И еще в ту пору я много рисовал, летом бродил по городу с альбомом. Но вы, любезный читатель, думаете, что каждый мог выйти на улицу и рисовать? О нет!
Надо было получить в академии особую бумагу, этакий фирман с печатью, что студенту имярек разрешается рисовать, — и далее следовал перечень того, что разрешается. Иначе забирали в милицию, и хорошо, если только в нее.
Все больше я любил тогда Ленинград! Той особенной любовью, что росла, питаясь постепенно увеличивающимся знанием. Я уже прочел тьму книг по истории архитектуры, каждое здание говорило со мной внятным языком своей судьбы, сокровенных ритмов, потайными изгибами кажущихся прямыми колонн, тонкой лепкой барочных фронтонов, а главное, собственными моими воспоминаниями, поскольку едва ли не каждый угол уже напоминал мне о чем-то пережитом здесь. Любил я не только старый город, мне нравилось наблюдать, как он «благоустраивается», мог подолгу смотреть, как ставят новые фонарные мачты, надевают на них «сарафаны» (декоративные постаменты), как укладывают асфальт… И узнавал и те его тайны, что ведомы лишь рисовавшему с натуры. Незатейливые и пристальные карандашные штудии, которые не помогают выразить себя, но учат понимать красоту, существующую независимо от нас.
И все же приходилось все время сверяться с бумажкой — не рисую ли запрещенное.
Да, тогда мы оставались покорным, оглушенным вечной зависимостью и полным неведением стадом, робко внимавшим той информационной жвачке, которой нас кормили, изредка подсыпая в нее пряного перца опасной (всегда целенаправленной!) сенсации.
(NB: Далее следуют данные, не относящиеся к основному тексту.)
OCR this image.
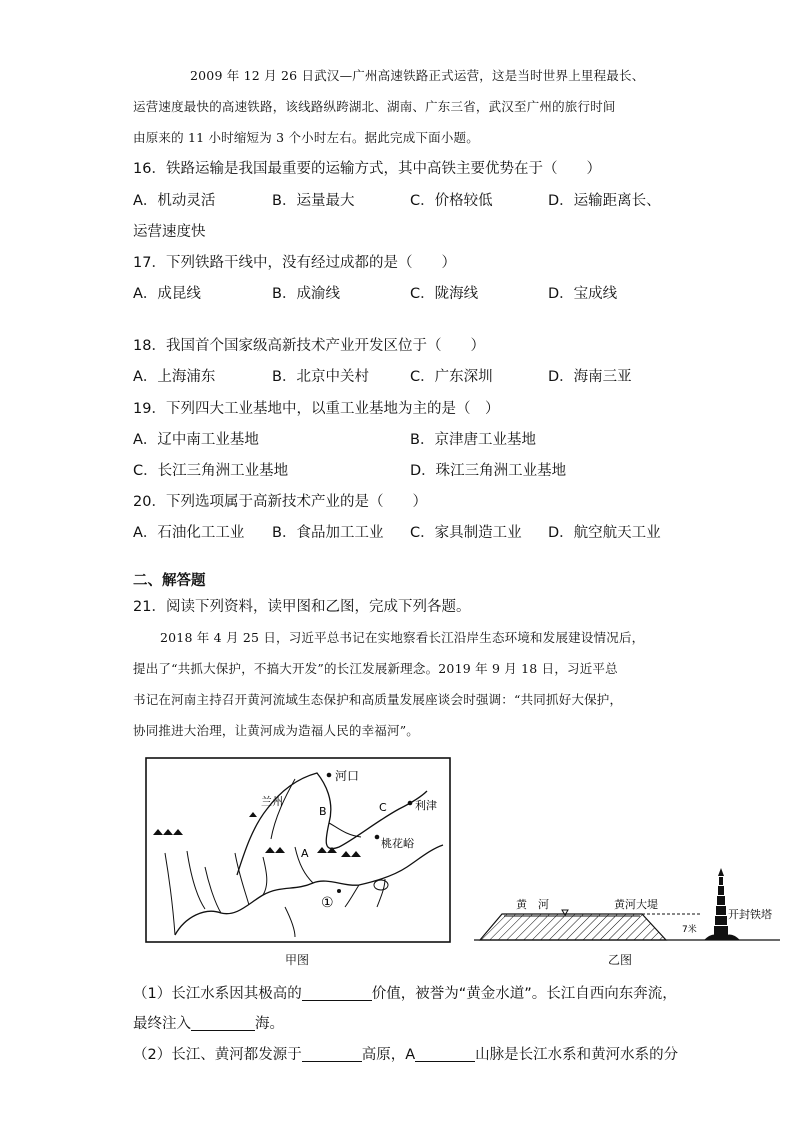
2009 年 12 月 26 日武汉—广州高速铁路正式运营，这是当时世界上里程最长、
运营速度最快的高速铁路，该线路纵跨湖北、湖南、广东三省，武汉至广州的旅行时间
由原来的 11 小时缩短为 3 个小时左右。据此完成下面小题。
16．铁路运输是我国最重要的运输方式，其中高铁主要优势在于（　　）
A．机动灵活	B．运量最大	C．价格较低	D．运输距离长、
运营速度快
17．下列铁路干线中，没有经过成都的是（　　）
A．成昆线	B．成渝线	C．陇海线	D．宝成线
18．我国首个国家级高新技术产业开发区位于（　　）
A．上海浦东	B．北京中关村	C．广东深圳	D．海南三亚
19．下列四大工业基地中，以重工业基地为主的是（　）
A．辽中南工业基地	B．京津唐工业基地
C．长江三角洲工业基地	D．珠江三角洲工业基地
20．下列选项属于高新技术产业的是（　　）
A．石油化工工业 B．食品加工工业 C．家具制造工业 D．航空航天工业
二、解答题
21．阅读下列资料，读甲图和乙图，完成下列各题。
2018 年 4 月 25 日，习近平总书记在实地察看长江沿岸生态环境和发展建设情况后，
提出了“共抓大保护，不搞大开发”的长江发展新理念。2019 年 9 月 18 日，习近平总
书记在河南主持召开黄河流域生态保护和高质量发展座谈会时强调：“共同抓好大保护，
协同推进大治理，让黄河成为造福人民的幸福河”。
河口
兰州
B	C	利津
A
桃花峪
①
甲图
黄　河	黄河大堤
开封铁塔
7米
乙图
（1）长江水系因其极高的	价值，被誉为“黄金水道”。长江自西向东奔流，
最终注入	海。
（2）长江、黄河都发源于	高原，A	山脉是长江水系和黄河水系的分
Тогда еще не появилось ощущение решительных перемен, просто робкая реабилитация отдельных, едва ли не случайно выбранных людей (надолго ли?), кровавая возня, ведь и пяти лет не прошло с «ленинградского дела», и «толковища» между палачами пока не предвещали оттепели.
Итак, надо вспомнить лето 1953 года. Уже арестован Берия. И даже Зощенко восстановили в Союзе писателей. Первое в моей жизни лето без Сталина.
Тогда я мало об этом думал. Рискну предположить, люди моего поколения склонны несколько преувеличивать собственную прозорливость и осознание истории в ту пору. Не говорю о тех отважных и умных юнцах, которые ощутили тогда шум времени. Таких было немало, особенно в Москве, — в те годы и стали появляться будущие «шестидесятники». Я их ровесник, не более. Мироощущение мое оставалось вполне традиционным, то, что касалось меня непосредственно, казалось куда более занимательным.